Government support towards the additional living costs of working-age disabled people
Author | : Great Britain: Parliament: House of Commons: Work and Pensions Committee |
Publisher | : The Stationery Office |
Total Pages | : 186 |
Release | : 2012-02-19 |
ISBN-10 | : 0215041798 |
ISBN-13 | : 9780215041791 |
Rating | : 4/5 (98 Downloads) |
Download or read book Government support towards the additional living costs of working-age disabled people written by Great Britain: Parliament: House of Commons: Work and Pensions Committee and published by The Stationery Office. This book was released on 2012-02-19 with total page 186 pages. Available in PDF, EPUB and Kindle. Book excerpt: The Government's Welfare Reform Bill includes measures to introduce a new benefit in 2013: the Personal Independence Payment (PIP) will replace Disability Living Allowance (DLA) for working-age claimants, to help meet the additional living costs of disabled people.

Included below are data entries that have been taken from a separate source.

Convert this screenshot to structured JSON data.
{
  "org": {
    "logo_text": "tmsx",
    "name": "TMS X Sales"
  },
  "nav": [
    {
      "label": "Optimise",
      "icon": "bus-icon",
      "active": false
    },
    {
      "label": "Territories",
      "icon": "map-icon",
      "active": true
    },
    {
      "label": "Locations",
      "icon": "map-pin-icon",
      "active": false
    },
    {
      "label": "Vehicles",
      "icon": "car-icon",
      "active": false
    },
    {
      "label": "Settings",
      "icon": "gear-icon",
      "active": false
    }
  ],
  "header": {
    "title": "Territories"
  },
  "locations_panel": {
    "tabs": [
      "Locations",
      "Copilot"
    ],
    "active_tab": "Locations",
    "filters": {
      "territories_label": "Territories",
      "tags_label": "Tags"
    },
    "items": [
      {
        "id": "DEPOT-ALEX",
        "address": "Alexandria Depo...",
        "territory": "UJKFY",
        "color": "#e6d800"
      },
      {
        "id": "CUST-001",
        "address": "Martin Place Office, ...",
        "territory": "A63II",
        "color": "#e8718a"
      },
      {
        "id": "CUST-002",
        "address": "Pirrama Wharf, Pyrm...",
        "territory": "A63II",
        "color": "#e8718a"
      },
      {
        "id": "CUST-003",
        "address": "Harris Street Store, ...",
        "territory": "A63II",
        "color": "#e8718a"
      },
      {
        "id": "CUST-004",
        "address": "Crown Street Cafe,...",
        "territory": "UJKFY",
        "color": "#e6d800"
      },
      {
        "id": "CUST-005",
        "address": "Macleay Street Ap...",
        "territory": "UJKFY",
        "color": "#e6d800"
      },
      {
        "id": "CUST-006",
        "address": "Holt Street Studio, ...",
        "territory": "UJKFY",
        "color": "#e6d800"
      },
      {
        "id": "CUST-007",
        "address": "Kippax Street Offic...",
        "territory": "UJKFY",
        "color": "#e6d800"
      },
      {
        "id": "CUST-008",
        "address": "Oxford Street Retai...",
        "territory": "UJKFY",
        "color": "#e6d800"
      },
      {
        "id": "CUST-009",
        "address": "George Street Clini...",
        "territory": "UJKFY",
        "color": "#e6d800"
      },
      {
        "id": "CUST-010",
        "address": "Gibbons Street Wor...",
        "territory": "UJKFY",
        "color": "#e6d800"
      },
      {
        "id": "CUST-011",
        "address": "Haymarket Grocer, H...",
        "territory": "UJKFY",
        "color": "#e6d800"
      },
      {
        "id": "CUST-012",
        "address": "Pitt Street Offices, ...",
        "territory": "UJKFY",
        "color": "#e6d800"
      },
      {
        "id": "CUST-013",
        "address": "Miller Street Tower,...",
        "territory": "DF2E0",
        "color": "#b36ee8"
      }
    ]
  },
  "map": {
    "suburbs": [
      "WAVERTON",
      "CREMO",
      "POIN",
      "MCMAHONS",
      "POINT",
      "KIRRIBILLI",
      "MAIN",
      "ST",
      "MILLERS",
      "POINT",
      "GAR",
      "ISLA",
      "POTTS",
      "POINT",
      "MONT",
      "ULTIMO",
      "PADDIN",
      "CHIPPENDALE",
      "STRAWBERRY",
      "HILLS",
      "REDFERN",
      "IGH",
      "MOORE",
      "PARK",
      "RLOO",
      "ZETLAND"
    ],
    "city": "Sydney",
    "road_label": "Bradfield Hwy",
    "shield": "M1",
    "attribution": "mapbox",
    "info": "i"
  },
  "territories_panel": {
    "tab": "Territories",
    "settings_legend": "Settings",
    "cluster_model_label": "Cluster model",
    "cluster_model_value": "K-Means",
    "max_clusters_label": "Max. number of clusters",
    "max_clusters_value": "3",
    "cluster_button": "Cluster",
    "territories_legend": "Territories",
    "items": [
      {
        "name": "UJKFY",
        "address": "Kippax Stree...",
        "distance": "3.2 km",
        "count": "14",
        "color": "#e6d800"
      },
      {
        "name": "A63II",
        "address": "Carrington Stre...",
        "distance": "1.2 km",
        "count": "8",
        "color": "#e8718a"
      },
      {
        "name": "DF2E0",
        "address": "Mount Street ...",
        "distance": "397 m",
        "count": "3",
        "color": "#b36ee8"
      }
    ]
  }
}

A new eligibility assessment process will also be brought in. But this report finds that the Government should not introduce Personal Independence Payment (PIP) assessments nationally until it has satisfied itself, in the planned initial roll-out of the new assessment in a limited geographical area, that the assessment is empathetic and accurate. The report highlights a number of areas of concern. The current draft criteria on which the assessment will be based are still too reliant on a "medical model" of disability, and may fail to take sufficient account of the impact of social, practical and environmental factors, such as housing and access to public transport, on disabled people's ability to participate in society and the additional costs they therefore incur. The Committee believes that the Government should listen to the views of disabled people and their representative organisations and conduct a further trial before the criteria are adopted and the new assessment is introduced. Once the initial assessments for PIP have been completed in the first geographical area, the Government should look again at the value of face-to-face assessments for PIP claims where claimants' conditions are severe and unlikely to change. It is also important that DWP gets the contracting process with the private suppliers right.